Son père, Salvatore Milluzzo raconte qu’au bout de deux semaines d’hospitalisation l’état de santé de sa fille s’est dégradé. « Valentina a dit au médecin ‘je n’en peux plus sédatez moi, je n’ai plus d’espoir’. Elle m’a dit ‘pourquoi ils ne me comprennent pas ?’ Ils ont répondu : ‘nous comprenons mais nous ne pouvons pas sédater toutes nos patientes’. Ce a quoi un médecin lui répond : ‘comment voulez vous qu’on fasse? que l’on tue l’enfant pour que vous ne souffriez pas ?’ », raconte Salvatore Milluzzo les larmes aux yeux. Dans cette affaire, les 13 médecins de la maternité ont été mis en examen pour homicide involontaire. Le père de Valentina assure que les médecins lui ont indiqué attendre qu’elle perde les fœtus (elle était enceinte de jumeaux) naturellement et qu’ils étaient conscients que Valentina Milluzzo souffrait. « Nous ne pouvons pas intervenir car nous entendons toujours les battements de cœur« , explique les médecins à Salvatore Milluzzo. « Ma fille était mourante et il pensait encore à l’avortement, à un fœtus encore dans le ventre. Il l’a fait se sentir coupable« , raconte ce père de famille qui assure qu’au moins un des fœtus était déjà mort. Dans cette affaire la vie de la mère est passée après celle des fœtus contre l’avis de la famille.

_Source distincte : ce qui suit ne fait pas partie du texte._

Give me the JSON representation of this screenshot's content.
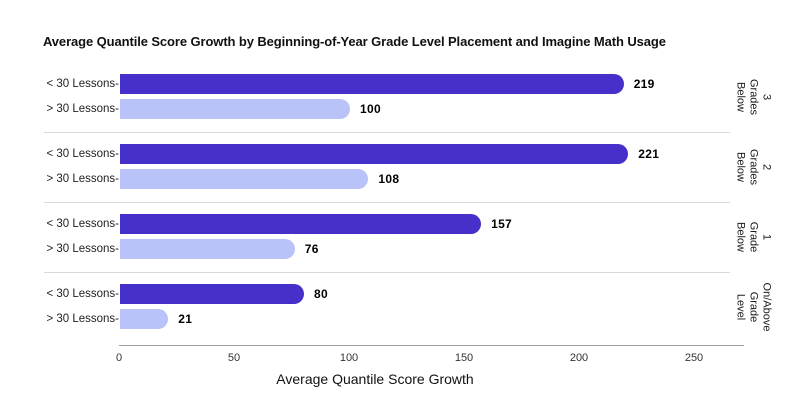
{
  "chart_data": {
    "type": "bar",
    "orientation": "horizontal",
    "title": "Average Quantile Score Growth by Beginning-of-Year Grade Level Placement and Imagine Math Usage",
    "xlabel": "Average Quantile Score Growth",
    "xlim": [
      0,
      250
    ],
    "xticks": [
      "0",
      "50",
      "100",
      "150",
      "200",
      "250"
    ],
    "grid": "group separators only",
    "legend": "none",
    "groups": [
      {
        "label": "3 Grades Below",
        "label_lines": "3 Grades\nBelow",
        "bars": [
          {
            "label": "< 30 Lessons-",
            "value": 219,
            "color_key": "primary"
          },
          {
            "label": "> 30 Lessons-",
            "value": 100,
            "color_key": "secondary"
          }
        ]
      },
      {
        "label": "2 Grades Below",
        "label_lines": "2 Grades\nBelow",
        "bars": [
          {
            "label": "< 30 Lessons-",
            "value": 221,
            "color_key": "primary"
          },
          {
            "label": "> 30 Lessons-",
            "value": 108,
            "color_key": "secondary"
          }
        ]
      },
      {
        "label": "1 Grade Below",
        "label_lines": "1 Grade\nBelow",
        "bars": [
          {
            "label": "< 30 Lessons-",
            "value": 157,
            "color_key": "primary"
          },
          {
            "label": "> 30 Lessons-",
            "value": 76,
            "color_key": "secondary"
          }
        ]
      },
      {
        "label": "On/Above Grade Level",
        "label_lines": "On/Above\nGrade Level",
        "bars": [
          {
            "label": "< 30 Lessons-",
            "value": 80,
            "color_key": "primary"
          },
          {
            "label": "> 30 Lessons-",
            "value": 21,
            "color_key": "secondary"
          }
        ]
      }
    ],
    "colors": {
      "primary_bar": "#4531C9",
      "secondary_bar": "#B9C3FA",
      "separator": "#D9D9D9",
      "axis_line": "#9E9E9E",
      "text": "#1A1A1A"
    }
  }
}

Un droit qui ne fait pas l’unanimité
En Italie, « l’objection de conscience » est inscrite dans la loi 194 de 1978, la même qui légalise l’avortement. Cependant au Planning Familial Européen, on compare ce droit accordé aux médecins à un « refus ». « Pour nous, ce n’est pas une question d’objection de conscience, mais une question de refus de recevoir une patiente, refus de respecter sa conscience à elle. Un refus de ne pas mettre en premier plan ses nécessités, ses besoins et sa vie« , affirme Irene Donadio, responsable au Planning Familial Européen. Pour elle, ce droit n’est en faveur que d’une partie de la population alors que dans la relation patient.e-médecin, il y a « une hiérarchie de pouvoir« .

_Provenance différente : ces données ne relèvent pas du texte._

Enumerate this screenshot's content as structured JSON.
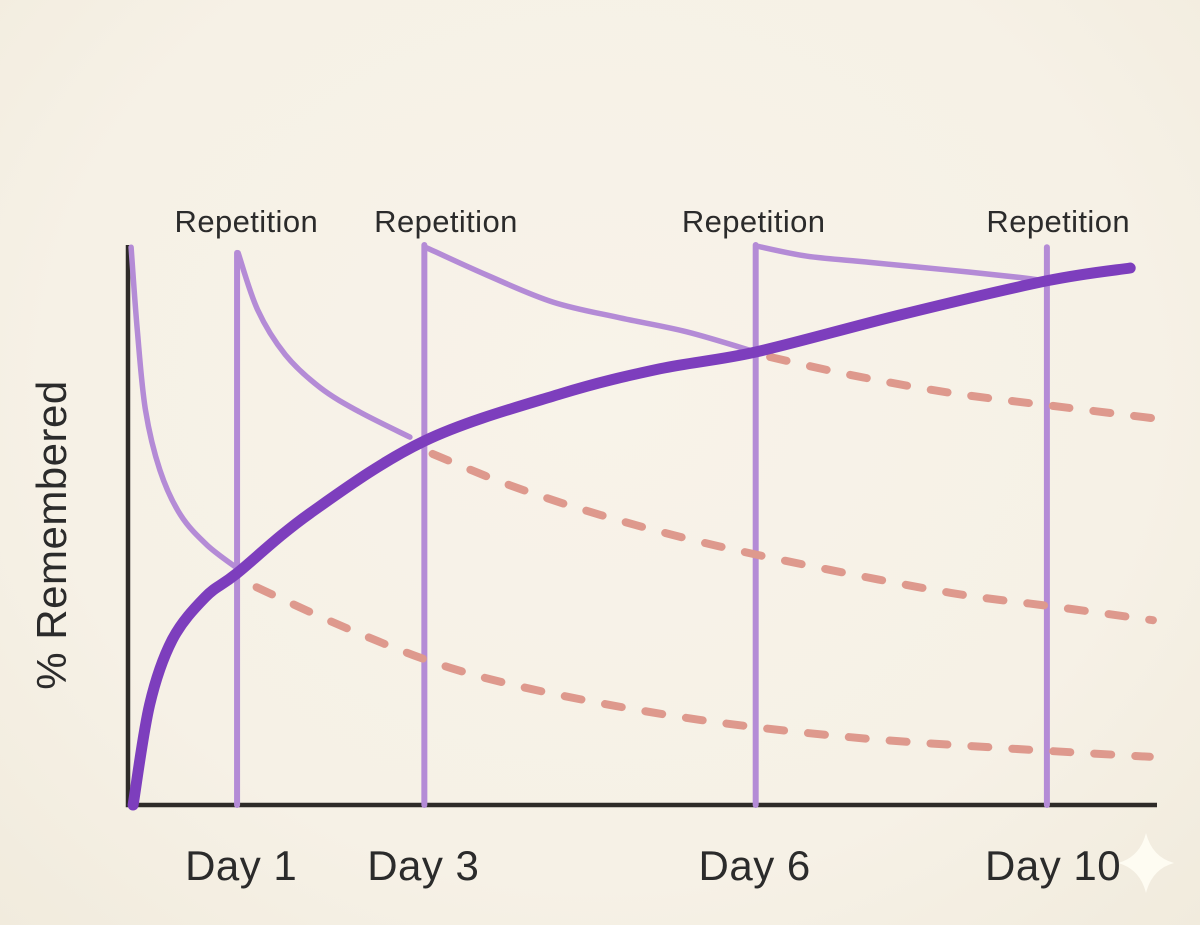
{
  "page": {
    "background": "#f7f2e8"
  },
  "chart_data": {
    "type": "line",
    "title": "",
    "xlabel": "",
    "ylabel": "% Remembered",
    "grid": false,
    "legend": null,
    "axis": {
      "color": "#2e2b28",
      "x_range": [
        0,
        100
      ],
      "y_range": [
        0,
        100
      ]
    },
    "colors": {
      "retention": "#7d3ebd",
      "forgetting": "#b48bd6",
      "projected": "#de998d",
      "text": "#2b2b2b",
      "background": "#f7f2e8",
      "sparkle": "#fffdf4"
    },
    "repetition_label": "Repetition",
    "repetitions": [
      {
        "line_pos": 10.6,
        "line_top": 98.6,
        "label_pos": 11.5
      },
      {
        "line_pos": 28.8,
        "line_top": 100,
        "label_pos": 30.9
      },
      {
        "line_pos": 61.0,
        "line_top": 100,
        "label_pos": 60.8
      },
      {
        "line_pos": 89.3,
        "line_top": 99.6,
        "label_pos": 90.4
      }
    ],
    "x_ticks": [
      {
        "label": "Day 1",
        "pos": 11.0
      },
      {
        "label": "Day 3",
        "pos": 28.7
      },
      {
        "label": "Day 6",
        "pos": 60.9
      },
      {
        "label": "Day 10",
        "pos": 89.9
      }
    ],
    "series": [
      {
        "name": "retention-with-spaced-repetition",
        "style": "solid-thick",
        "color_key": "retention",
        "points": [
          [
            0.5,
            0
          ],
          [
            2.1,
            17.9
          ],
          [
            4.3,
            29.5
          ],
          [
            7.5,
            37.1
          ],
          [
            10.6,
            41.4
          ],
          [
            17.7,
            52.1
          ],
          [
            28.8,
            65.0
          ],
          [
            42.0,
            73.4
          ],
          [
            51.7,
            77.9
          ],
          [
            61.0,
            80.9
          ],
          [
            75.0,
            87.5
          ],
          [
            89.3,
            93.6
          ],
          [
            97.4,
            95.9
          ]
        ]
      },
      {
        "name": "forgetting-curve-initial",
        "style": "solid-thin",
        "color_key": "forgetting",
        "points": [
          [
            0.3,
            99.6
          ],
          [
            0.9,
            84.8
          ],
          [
            1.7,
            70.5
          ],
          [
            3.1,
            59.8
          ],
          [
            5.1,
            51.8
          ],
          [
            7.7,
            46.4
          ],
          [
            10.6,
            42.3
          ]
        ]
      },
      {
        "name": "forgetting-curve-after-repetition-1",
        "style": "solid-thin",
        "color_key": "forgetting",
        "points": [
          [
            10.7,
            98.6
          ],
          [
            12.6,
            88.4
          ],
          [
            15.3,
            80.4
          ],
          [
            18.7,
            74.5
          ],
          [
            22.5,
            70.2
          ],
          [
            27.4,
            65.7
          ]
        ]
      },
      {
        "name": "forgetting-curve-after-repetition-2",
        "style": "solid-thin",
        "color_key": "forgetting",
        "points": [
          [
            28.9,
            99.6
          ],
          [
            34.9,
            94.6
          ],
          [
            41.3,
            89.8
          ],
          [
            47.8,
            87.0
          ],
          [
            54.3,
            84.5
          ],
          [
            61.0,
            80.9
          ]
        ]
      },
      {
        "name": "forgetting-curve-after-repetition-3",
        "style": "solid-thin",
        "color_key": "forgetting",
        "points": [
          [
            61.1,
            99.8
          ],
          [
            66.0,
            98.0
          ],
          [
            72.1,
            96.9
          ],
          [
            79.9,
            95.5
          ],
          [
            86.7,
            94.2
          ],
          [
            89.1,
            93.6
          ]
        ]
      },
      {
        "name": "projected-forgetting-from-repetition-1",
        "style": "dashed",
        "color_key": "projected",
        "points": [
          [
            12.5,
            38.9
          ],
          [
            21.6,
            31.3
          ],
          [
            31.3,
            24.5
          ],
          [
            42.0,
            19.6
          ],
          [
            55.6,
            15.2
          ],
          [
            70.2,
            12.1
          ],
          [
            84.7,
            10.2
          ],
          [
            99.3,
            8.6
          ]
        ]
      },
      {
        "name": "projected-forgetting-from-repetition-2",
        "style": "dashed",
        "color_key": "projected",
        "points": [
          [
            29.6,
            62.7
          ],
          [
            37.1,
            57.1
          ],
          [
            45.9,
            51.8
          ],
          [
            55.6,
            47.0
          ],
          [
            66.3,
            42.7
          ],
          [
            79.9,
            37.9
          ],
          [
            90.1,
            35.4
          ],
          [
            99.6,
            33.0
          ]
        ]
      },
      {
        "name": "projected-forgetting-from-repetition-3",
        "style": "dashed",
        "color_key": "projected",
        "points": [
          [
            62.4,
            80.0
          ],
          [
            70.2,
            76.8
          ],
          [
            79.9,
            73.6
          ],
          [
            90.6,
            71.1
          ],
          [
            100.8,
            68.8
          ]
        ]
      }
    ]
  },
  "watermark": {
    "icon": "sparkle",
    "color": "#fffdf4"
  }
}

« On parle toujours du droit d’une partie et on oublie qu’il y a une autre partie qui est celle qui est la plus fragilisée. C’est elle qui est dans le besoin, car le médecin n’a pas besoin de ces femmes. Eux, ils peuvent continuer leur vie sans problème. La femme, elle, est dans une situation complexe qui a pris une décision pour sa vie et son futur et qui est désespérément dépendante de l’action de l’autre« , ajoute-t-elle.

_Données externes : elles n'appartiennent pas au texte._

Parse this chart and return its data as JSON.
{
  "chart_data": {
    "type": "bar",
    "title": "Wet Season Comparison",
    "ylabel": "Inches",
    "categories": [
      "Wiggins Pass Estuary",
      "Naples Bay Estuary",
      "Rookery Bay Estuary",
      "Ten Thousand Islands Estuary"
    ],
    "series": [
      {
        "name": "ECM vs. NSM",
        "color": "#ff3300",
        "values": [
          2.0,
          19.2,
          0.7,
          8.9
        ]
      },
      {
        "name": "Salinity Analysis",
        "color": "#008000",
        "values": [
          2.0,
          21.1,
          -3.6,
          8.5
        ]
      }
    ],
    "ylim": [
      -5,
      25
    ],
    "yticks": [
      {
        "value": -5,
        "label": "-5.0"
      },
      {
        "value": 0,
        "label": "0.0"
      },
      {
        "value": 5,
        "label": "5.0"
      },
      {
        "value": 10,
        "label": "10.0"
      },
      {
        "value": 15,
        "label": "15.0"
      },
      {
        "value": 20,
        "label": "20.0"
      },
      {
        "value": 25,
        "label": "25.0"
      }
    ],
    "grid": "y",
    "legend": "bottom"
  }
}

Du côté du gouvernement Italien, et en particulier du ministère de la Santé, on ne trouve pas la situation alarmante. La ministre de la Santé, Beatrice Lorenzin, a désapprouvé l’appel à la candidature de médecins non-objecteurs de conscience de l’hôpital San Camillo, en 2017. Cette dernière n’a jamais caché sa relation avec la religion catholique mais ne s’est jamais dite ouvertement anti-avortement. Pour Elisabetta Canitano, Beatrice Lorenzin se « déguise« . « Nous avons eu un congrès du Planning Familial ouvert par l’Eglise, avec la ministre Beatrice Lorenzin« , s’emporte la gynécologue. Elle assure que la ministre fait partie du mouvement anti-avortement « Un de nous ». L’association, domiciliée en Belgique, réfute mais en mars 2016,elle avait invité la ministre à leur forum européen.